Senner used augmentative communication, in this case alternative storytelling, to help Kiki follow the stories. Angelini was inspired to use this idea to take popular stories and make them readable for children with either a cognitive or physical disability.

She took regular books, cut them up, and adapted them to meet the needs for disabled children.

"Each book is in a binder, and the pages are laminated so they won't tear and are easier to turn," Angelini said. Each page also has a thick flipper made of weather stripping, so that a child can more easily grasp the page.

At the bottom of each page is a "communication strip" with four images, designed to help children learn how to read by recognition -- similar to nonverbal symbols those with a disability, like cerebral palsy, rely on to communicate.

"The pictures are color-coded to match the story," said Angelini, "The pink are action words, the yellow are nouns, the blue are descriptors, the green are prepositional phrases."

Those images are counterparts to the parts of speech, making the story more accessible to those with cognitive disabilities.

Assembling one book takes hours.
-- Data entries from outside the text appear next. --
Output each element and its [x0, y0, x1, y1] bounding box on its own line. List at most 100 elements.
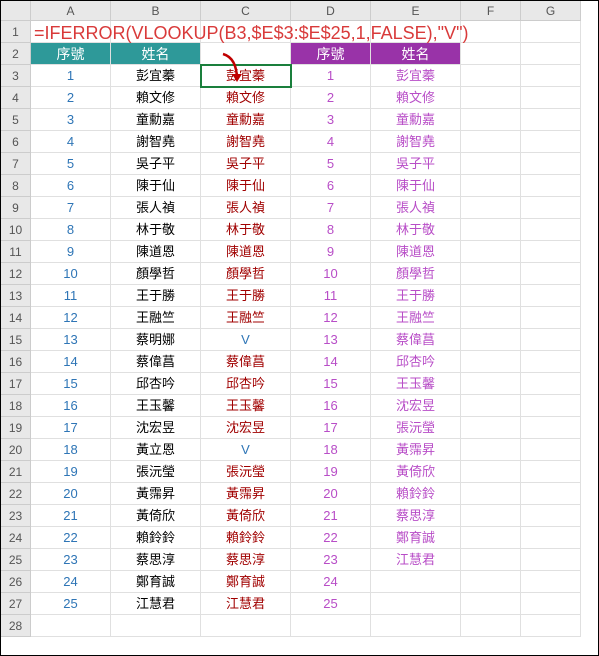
- row-header[interactable]: 8: [1, 175, 31, 197]
- cell-D10[interactable]: 8: [291, 219, 371, 241]
- cell-G9[interactable]: [521, 197, 581, 219]
- cell-G17[interactable]: [521, 373, 581, 395]
- cell-A21[interactable]: 19: [31, 461, 111, 483]
- cell-A17[interactable]: 15: [31, 373, 111, 395]
- cell-G5[interactable]: [521, 109, 581, 131]
- cell-D2[interactable]: 序號: [291, 43, 371, 65]
- cell-B18[interactable]: 王玉馨: [111, 395, 201, 417]
- cell-E25[interactable]: 江慧君: [371, 549, 461, 571]
- row-header[interactable]: 27: [1, 593, 31, 615]
- cell-B14[interactable]: 王融竺: [111, 307, 201, 329]
- col-header[interactable]: G: [521, 1, 581, 21]
- cell-C25[interactable]: 蔡思淳: [201, 549, 291, 571]
- cell-B5[interactable]: 童勳嘉: [111, 109, 201, 131]
- cell-A25[interactable]: 23: [31, 549, 111, 571]
- cell-E10[interactable]: 林于敬: [371, 219, 461, 241]
- cell-B8[interactable]: 陳于仙: [111, 175, 201, 197]
- cell-G14[interactable]: [521, 307, 581, 329]
- row-header[interactable]: 10: [1, 219, 31, 241]
- cell-F5[interactable]: [461, 109, 521, 131]
- cell-F1[interactable]: [461, 21, 521, 43]
- cell-C12[interactable]: 顏學哲: [201, 263, 291, 285]
- cell-A27[interactable]: 25: [31, 593, 111, 615]
- cell-G10[interactable]: [521, 219, 581, 241]
- cell-D5[interactable]: 3: [291, 109, 371, 131]
- cell-E16[interactable]: 邱杏吟: [371, 351, 461, 373]
- cell-C23[interactable]: 黃倚欣: [201, 505, 291, 527]
- row-header[interactable]: 1: [1, 21, 31, 43]
- cell-E26[interactable]: [371, 571, 461, 593]
- cell-C28[interactable]: [201, 615, 291, 637]
- cell-C14[interactable]: 王融竺: [201, 307, 291, 329]
- cell-B11[interactable]: 陳道恩: [111, 241, 201, 263]
- row-header[interactable]: 24: [1, 527, 31, 549]
- cell-G11[interactable]: [521, 241, 581, 263]
- cell-G27[interactable]: [521, 593, 581, 615]
- cell-D25[interactable]: 23: [291, 549, 371, 571]
- col-header[interactable]: E: [371, 1, 461, 21]
- cell-G16[interactable]: [521, 351, 581, 373]
- cell-A5[interactable]: 3: [31, 109, 111, 131]
- cell-G1[interactable]: [521, 21, 581, 43]
- col-header[interactable]: C: [201, 1, 291, 21]
- cell-F8[interactable]: [461, 175, 521, 197]
- cell-D7[interactable]: 5: [291, 153, 371, 175]
- cell-G22[interactable]: [521, 483, 581, 505]
- row-header[interactable]: 26: [1, 571, 31, 593]
- cell-E20[interactable]: 黃霈昇: [371, 439, 461, 461]
- cell-A26[interactable]: 24: [31, 571, 111, 593]
- cell-F3[interactable]: [461, 65, 521, 87]
- cell-B15[interactable]: 蔡明娜: [111, 329, 201, 351]
- cell-C8[interactable]: 陳于仙: [201, 175, 291, 197]
- cell-F18[interactable]: [461, 395, 521, 417]
- cell-C6[interactable]: 謝智堯: [201, 131, 291, 153]
- cell-F16[interactable]: [461, 351, 521, 373]
- row-header[interactable]: 12: [1, 263, 31, 285]
- row-header[interactable]: 21: [1, 461, 31, 483]
- cell-G12[interactable]: [521, 263, 581, 285]
- cell-E11[interactable]: 陳道恩: [371, 241, 461, 263]
- cell-D8[interactable]: 6: [291, 175, 371, 197]
- cell-G21[interactable]: [521, 461, 581, 483]
- cell-E21[interactable]: 黃倚欣: [371, 461, 461, 483]
- row-header[interactable]: 3: [1, 65, 31, 87]
- cell-B22[interactable]: 黃霈昇: [111, 483, 201, 505]
- cell-G6[interactable]: [521, 131, 581, 153]
- col-header[interactable]: D: [291, 1, 371, 21]
- cell-B12[interactable]: 顏學哲: [111, 263, 201, 285]
- cell-E22[interactable]: 賴鈴鈴: [371, 483, 461, 505]
- cell-F9[interactable]: [461, 197, 521, 219]
- cell-F14[interactable]: [461, 307, 521, 329]
- cell-F19[interactable]: [461, 417, 521, 439]
- cell-F25[interactable]: [461, 549, 521, 571]
- cell-A28[interactable]: [31, 615, 111, 637]
- col-header[interactable]: A: [31, 1, 111, 21]
- row-header[interactable]: 2: [1, 43, 31, 65]
- cell-D11[interactable]: 9: [291, 241, 371, 263]
- cell-B23[interactable]: 黃倚欣: [111, 505, 201, 527]
- cell-F23[interactable]: [461, 505, 521, 527]
- col-header[interactable]: B: [111, 1, 201, 21]
- row-header[interactable]: 4: [1, 87, 31, 109]
- cell-F26[interactable]: [461, 571, 521, 593]
- cell-F7[interactable]: [461, 153, 521, 175]
- cell-B9[interactable]: 張人禎: [111, 197, 201, 219]
- cell-B2[interactable]: 姓名: [111, 43, 201, 65]
- cell-D17[interactable]: 15: [291, 373, 371, 395]
- cell-C15[interactable]: V: [201, 329, 291, 351]
- cell-F17[interactable]: [461, 373, 521, 395]
- cell-D21[interactable]: 19: [291, 461, 371, 483]
- cell-G28[interactable]: [521, 615, 581, 637]
- row-header[interactable]: 15: [1, 329, 31, 351]
- cell-B28[interactable]: [111, 615, 201, 637]
- cell-D22[interactable]: 20: [291, 483, 371, 505]
- row-header[interactable]: 25: [1, 549, 31, 571]
- cell-B27[interactable]: 江慧君: [111, 593, 201, 615]
- cell-E28[interactable]: [371, 615, 461, 637]
- cell-E17[interactable]: 王玉馨: [371, 373, 461, 395]
- cell-G7[interactable]: [521, 153, 581, 175]
- spreadsheet-grid[interactable]: ABCDEFG12序號姓名序號姓名31彭宜蓁彭宜蓁1彭宜蓁42賴文修賴文修2賴文…: [1, 1, 598, 637]
- cell-C26[interactable]: 鄭育誠: [201, 571, 291, 593]
- cell-F28[interactable]: [461, 615, 521, 637]
- cell-A12[interactable]: 10: [31, 263, 111, 285]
Angelini creates the communication strips, and then volunteers laminate the book's pages, add the flippers, and put it in a binder.
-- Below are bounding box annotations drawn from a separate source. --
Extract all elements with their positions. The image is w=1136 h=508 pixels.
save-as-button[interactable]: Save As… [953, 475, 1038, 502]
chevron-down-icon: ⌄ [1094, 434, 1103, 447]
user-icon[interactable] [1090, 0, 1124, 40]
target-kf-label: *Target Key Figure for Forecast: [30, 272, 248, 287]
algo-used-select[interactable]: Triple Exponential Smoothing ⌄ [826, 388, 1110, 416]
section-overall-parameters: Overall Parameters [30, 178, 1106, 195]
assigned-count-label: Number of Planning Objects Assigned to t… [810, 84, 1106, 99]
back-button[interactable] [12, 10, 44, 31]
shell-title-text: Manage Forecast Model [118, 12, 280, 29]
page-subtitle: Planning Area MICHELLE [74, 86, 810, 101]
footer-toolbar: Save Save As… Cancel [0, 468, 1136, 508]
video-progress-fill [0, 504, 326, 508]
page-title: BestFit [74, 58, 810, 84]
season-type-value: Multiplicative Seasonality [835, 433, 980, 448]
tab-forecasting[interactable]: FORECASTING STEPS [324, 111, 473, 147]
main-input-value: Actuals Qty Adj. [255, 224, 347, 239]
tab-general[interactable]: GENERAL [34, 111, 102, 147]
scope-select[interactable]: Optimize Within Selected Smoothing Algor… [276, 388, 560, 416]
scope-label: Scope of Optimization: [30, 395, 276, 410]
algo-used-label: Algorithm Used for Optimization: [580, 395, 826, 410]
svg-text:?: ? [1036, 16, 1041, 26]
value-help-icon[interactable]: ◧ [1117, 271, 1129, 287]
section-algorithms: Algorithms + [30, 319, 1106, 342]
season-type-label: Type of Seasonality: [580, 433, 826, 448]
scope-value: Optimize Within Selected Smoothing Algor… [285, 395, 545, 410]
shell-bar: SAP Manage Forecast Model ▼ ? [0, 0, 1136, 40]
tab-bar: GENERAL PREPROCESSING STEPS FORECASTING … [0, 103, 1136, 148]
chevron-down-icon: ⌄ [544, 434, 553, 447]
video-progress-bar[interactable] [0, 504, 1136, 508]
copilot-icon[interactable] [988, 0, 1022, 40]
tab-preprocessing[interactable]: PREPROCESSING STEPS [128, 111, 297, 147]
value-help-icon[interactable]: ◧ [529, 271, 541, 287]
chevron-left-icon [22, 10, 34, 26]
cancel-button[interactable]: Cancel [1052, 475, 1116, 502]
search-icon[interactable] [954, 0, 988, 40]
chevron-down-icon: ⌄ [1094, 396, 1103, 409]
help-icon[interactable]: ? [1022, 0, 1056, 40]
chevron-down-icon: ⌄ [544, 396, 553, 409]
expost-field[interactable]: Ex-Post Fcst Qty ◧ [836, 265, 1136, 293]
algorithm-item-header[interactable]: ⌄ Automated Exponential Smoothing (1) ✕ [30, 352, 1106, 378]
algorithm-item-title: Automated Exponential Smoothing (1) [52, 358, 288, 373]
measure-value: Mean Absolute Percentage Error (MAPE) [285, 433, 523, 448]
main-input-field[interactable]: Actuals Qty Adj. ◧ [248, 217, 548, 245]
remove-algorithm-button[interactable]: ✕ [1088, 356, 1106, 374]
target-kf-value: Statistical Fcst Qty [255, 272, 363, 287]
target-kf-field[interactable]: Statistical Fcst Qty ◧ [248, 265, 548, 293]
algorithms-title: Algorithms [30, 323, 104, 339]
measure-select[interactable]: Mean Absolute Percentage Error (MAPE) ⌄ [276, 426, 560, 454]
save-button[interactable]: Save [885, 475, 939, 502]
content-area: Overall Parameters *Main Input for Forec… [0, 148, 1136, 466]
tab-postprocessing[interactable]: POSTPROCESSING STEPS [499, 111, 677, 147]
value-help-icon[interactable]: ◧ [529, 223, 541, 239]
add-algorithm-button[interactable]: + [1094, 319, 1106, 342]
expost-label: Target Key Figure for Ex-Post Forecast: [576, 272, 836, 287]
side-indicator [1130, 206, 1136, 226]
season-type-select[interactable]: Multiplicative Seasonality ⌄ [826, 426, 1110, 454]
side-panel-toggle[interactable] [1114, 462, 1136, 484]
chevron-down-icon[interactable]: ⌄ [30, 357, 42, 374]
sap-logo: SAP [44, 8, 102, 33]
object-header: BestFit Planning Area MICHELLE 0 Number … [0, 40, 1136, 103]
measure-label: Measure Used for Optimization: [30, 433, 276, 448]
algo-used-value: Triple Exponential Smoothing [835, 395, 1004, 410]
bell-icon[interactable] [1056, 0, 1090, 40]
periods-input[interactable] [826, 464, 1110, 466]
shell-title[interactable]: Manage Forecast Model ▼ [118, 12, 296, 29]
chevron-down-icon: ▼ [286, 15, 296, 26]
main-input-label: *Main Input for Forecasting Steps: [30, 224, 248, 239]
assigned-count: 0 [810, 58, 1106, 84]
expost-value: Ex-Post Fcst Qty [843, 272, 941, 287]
"The books also help those with a physical motor skills problem, because although the child may be able to cognitively read, the books' physical structure makes it easier," said Angelini. Even an able-bodied child can use them, because the books also help those who are learning to read.

However, after Kiki died, Angelini put the books on hold, after creating them for about nine years.
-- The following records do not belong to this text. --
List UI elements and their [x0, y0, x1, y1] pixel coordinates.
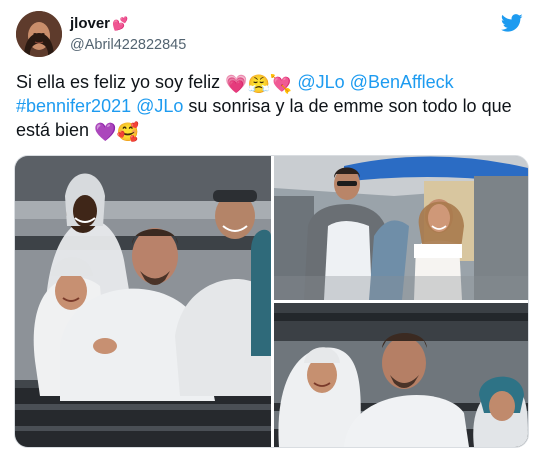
- user-handle[interactable]: @Abril422822845: [70, 37, 186, 53]
- author-name-row[interactable]: jlover 💕: [70, 15, 128, 32]
- tweet-emoji-group: 💗😤💘: [225, 74, 293, 94]
- tweet-emoji-group: 💜🥰: [94, 122, 139, 142]
- user-avatar[interactable]: [16, 11, 62, 57]
- tweet-photo-ride-group[interactable]: [15, 156, 271, 447]
- media-grid: [14, 155, 529, 448]
- name-emoji: 💕: [112, 15, 129, 31]
- twitter-bird-icon[interactable]: [500, 12, 524, 34]
- tweet-photo-couple-walking[interactable]: [274, 156, 528, 300]
- mention-link[interactable]: @JLo: [297, 72, 344, 92]
- tweet-text: Si ella es feliz yo soy feliz 💗😤💘 @JLo @…: [16, 70, 524, 142]
- tweet-photo-ride-closeup[interactable]: [274, 303, 528, 447]
- mention-link[interactable]: @BenAffleck: [350, 72, 454, 92]
- mention-link[interactable]: @JLo: [136, 96, 183, 116]
- tweet-text-part: Si ella es feliz yo soy feliz: [16, 72, 226, 92]
- hashtag-link[interactable]: #bennifer2021: [16, 96, 131, 116]
- display-name[interactable]: jlover: [70, 15, 110, 32]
So, to remember Kiki on the anniversary of her birthday this past April, family and friends came together to create books for other children currently in need.

"It was gathering and celebrating, and remembering her," Angelini said.

She wants parents of special needs children to know these books are available to help them, through local libraries.

"Parents aren't aware," she says, "Parents don't get to the library when their child has special needs. Also, I want to make teachers and aides aware of this possibility. They have this resource they can use."

Yvonne Anderson sees the value of the books. Her son, Gabriel Gonzalez, has cerebral palsy, and the two women bonded over their shared experiences, and the fact that Anderson has had trouble finding books for her son to read.

"It is really difficult to find adapted books, and it is also really expensive; to be able to find these at the library is a gift," Anderson said.

"The nice thing about the symbols is that (Gabriel) can use his eye gaze for what his choice is if he can't point with his finger," she said.

With Anderson's help, Angelini created 25 new books to donate to local libraries.

Currently, 40 of her books are at the Prospect Heights Public Library. Other libraries in the Northwest suburbs have 20 each, including Vernon Area, Des Plaines, Schaumburg Township, Arlington Heights, Elk Grove, Barrington Area and Skokie.

But Angelini points out that through reciprocal borrowing, parents can order them from any Northwest suburban library.

Her goals are simple -- she believes all kids should have the chance to love reading.

"It's for a child to be able to have a concrete book in their hands," she says, "flipping the pages just like every body else."